Introduction

Spectral analysis almost invariably deals with a class of models called stationary stochastic processes. The material in this chapter is a brief review of the theory behind such processes. The reader is referred to Chapter 3 of Priestley (1981), Chapter 10 of Papoulis (1991) or Chapter 1 of Yaglom (1987) for complementary discussions.

Stochastic Processes

Consider the following experiment (see Figure 31): we hook up a resistor to an oscilloscope in such a way that we can examine the voltage variations across the resistor as a function of time. Every time we press a ‘reset’ button on the oscilloscope, it displays the voltage variations for the 1 second interval following the ‘reset.’ Since the voltage variations are presumably caused by such factors as small temperature variations in the resistor, each time we press the ‘reset’ button, we will observe a different display on the oscilloscope. Owing to the complexity of the factors that influence the display, there is no way that we can use the laws of physics to predict what will appear on the oscilloscope.

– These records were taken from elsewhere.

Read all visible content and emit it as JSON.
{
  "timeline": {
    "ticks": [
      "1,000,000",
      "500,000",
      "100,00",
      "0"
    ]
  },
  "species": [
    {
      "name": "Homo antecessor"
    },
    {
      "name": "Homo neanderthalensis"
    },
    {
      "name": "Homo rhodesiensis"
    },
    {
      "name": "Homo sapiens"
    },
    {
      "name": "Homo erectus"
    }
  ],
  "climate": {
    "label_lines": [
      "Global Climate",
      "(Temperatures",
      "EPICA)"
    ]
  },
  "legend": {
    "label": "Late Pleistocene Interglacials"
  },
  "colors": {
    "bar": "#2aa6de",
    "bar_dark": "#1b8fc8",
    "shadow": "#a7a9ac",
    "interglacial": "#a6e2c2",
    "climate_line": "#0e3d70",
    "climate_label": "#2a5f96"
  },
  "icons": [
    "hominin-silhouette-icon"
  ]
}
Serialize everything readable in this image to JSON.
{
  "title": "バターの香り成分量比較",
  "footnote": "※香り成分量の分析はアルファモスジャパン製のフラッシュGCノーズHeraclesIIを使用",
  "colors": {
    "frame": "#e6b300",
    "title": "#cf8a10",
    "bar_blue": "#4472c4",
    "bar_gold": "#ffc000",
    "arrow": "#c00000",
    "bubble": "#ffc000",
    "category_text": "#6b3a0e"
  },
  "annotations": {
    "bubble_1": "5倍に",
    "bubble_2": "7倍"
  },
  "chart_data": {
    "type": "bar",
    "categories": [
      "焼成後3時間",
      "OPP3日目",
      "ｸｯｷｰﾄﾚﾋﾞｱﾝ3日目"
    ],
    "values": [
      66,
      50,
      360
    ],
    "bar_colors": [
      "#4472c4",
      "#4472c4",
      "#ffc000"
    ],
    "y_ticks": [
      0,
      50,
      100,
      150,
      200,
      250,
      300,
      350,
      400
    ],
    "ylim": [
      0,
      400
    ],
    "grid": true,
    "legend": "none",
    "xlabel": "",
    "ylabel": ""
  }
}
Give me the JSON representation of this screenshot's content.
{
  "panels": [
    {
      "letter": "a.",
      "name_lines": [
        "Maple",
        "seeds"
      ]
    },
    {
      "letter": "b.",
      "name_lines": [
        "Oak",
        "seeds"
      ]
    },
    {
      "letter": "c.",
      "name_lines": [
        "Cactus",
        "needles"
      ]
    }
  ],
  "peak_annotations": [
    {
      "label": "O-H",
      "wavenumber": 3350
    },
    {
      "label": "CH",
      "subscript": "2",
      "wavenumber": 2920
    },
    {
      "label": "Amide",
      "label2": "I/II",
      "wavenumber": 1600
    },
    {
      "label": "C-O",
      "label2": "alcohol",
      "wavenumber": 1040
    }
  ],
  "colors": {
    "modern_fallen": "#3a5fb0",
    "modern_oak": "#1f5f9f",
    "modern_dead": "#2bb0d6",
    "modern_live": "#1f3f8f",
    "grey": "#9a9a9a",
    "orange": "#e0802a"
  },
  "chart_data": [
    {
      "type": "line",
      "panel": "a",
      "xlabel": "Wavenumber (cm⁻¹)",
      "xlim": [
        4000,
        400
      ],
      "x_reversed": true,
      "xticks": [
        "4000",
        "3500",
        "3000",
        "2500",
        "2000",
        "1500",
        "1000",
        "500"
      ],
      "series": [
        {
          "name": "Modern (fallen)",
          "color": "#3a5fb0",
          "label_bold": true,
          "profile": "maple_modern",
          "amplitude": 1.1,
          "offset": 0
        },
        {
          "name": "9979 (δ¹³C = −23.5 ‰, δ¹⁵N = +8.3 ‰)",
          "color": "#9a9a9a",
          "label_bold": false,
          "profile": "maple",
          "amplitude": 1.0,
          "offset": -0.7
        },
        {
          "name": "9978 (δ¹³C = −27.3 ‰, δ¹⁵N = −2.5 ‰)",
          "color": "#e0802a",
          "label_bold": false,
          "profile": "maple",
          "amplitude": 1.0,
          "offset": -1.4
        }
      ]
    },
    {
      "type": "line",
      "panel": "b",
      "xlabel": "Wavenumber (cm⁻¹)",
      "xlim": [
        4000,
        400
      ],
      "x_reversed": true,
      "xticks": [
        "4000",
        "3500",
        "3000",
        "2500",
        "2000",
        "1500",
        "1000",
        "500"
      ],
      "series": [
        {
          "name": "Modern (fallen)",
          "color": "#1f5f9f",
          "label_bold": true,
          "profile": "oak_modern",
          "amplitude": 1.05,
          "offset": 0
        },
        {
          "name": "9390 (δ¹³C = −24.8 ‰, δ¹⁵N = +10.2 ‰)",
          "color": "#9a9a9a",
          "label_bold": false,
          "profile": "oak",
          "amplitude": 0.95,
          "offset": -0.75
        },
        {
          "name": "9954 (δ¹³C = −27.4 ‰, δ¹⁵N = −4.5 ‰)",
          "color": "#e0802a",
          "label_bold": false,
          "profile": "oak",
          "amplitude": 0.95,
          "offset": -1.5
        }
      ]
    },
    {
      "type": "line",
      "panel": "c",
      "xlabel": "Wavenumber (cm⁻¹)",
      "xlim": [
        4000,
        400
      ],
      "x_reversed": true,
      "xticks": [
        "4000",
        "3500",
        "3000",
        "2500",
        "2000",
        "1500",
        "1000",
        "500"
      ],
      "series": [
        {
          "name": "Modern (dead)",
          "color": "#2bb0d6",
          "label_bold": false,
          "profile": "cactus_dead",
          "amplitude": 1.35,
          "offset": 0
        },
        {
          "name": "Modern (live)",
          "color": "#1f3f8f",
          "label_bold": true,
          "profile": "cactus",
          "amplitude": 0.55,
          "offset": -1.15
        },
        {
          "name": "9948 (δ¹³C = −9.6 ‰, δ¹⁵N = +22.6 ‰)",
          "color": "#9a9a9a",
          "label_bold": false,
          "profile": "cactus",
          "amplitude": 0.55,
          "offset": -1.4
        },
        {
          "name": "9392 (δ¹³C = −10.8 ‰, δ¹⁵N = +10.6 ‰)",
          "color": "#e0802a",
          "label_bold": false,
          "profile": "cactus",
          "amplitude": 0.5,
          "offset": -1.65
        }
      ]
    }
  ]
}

However, if we repeat this experiment over and over, we soon see that, although we view a different display each time we press the ‘reset’ button, the displays resemble each other: there is a characteristic ‘bumpiness’ shared by all the displays.

We can model this experiment by considering a large bowl in which we have placed pictures of all the oscilloscope displays that we could possibly observe. Pushing the ‘reset’ button corresponds to reaching into the bowl and choosing ‘at random’ one of the pictures.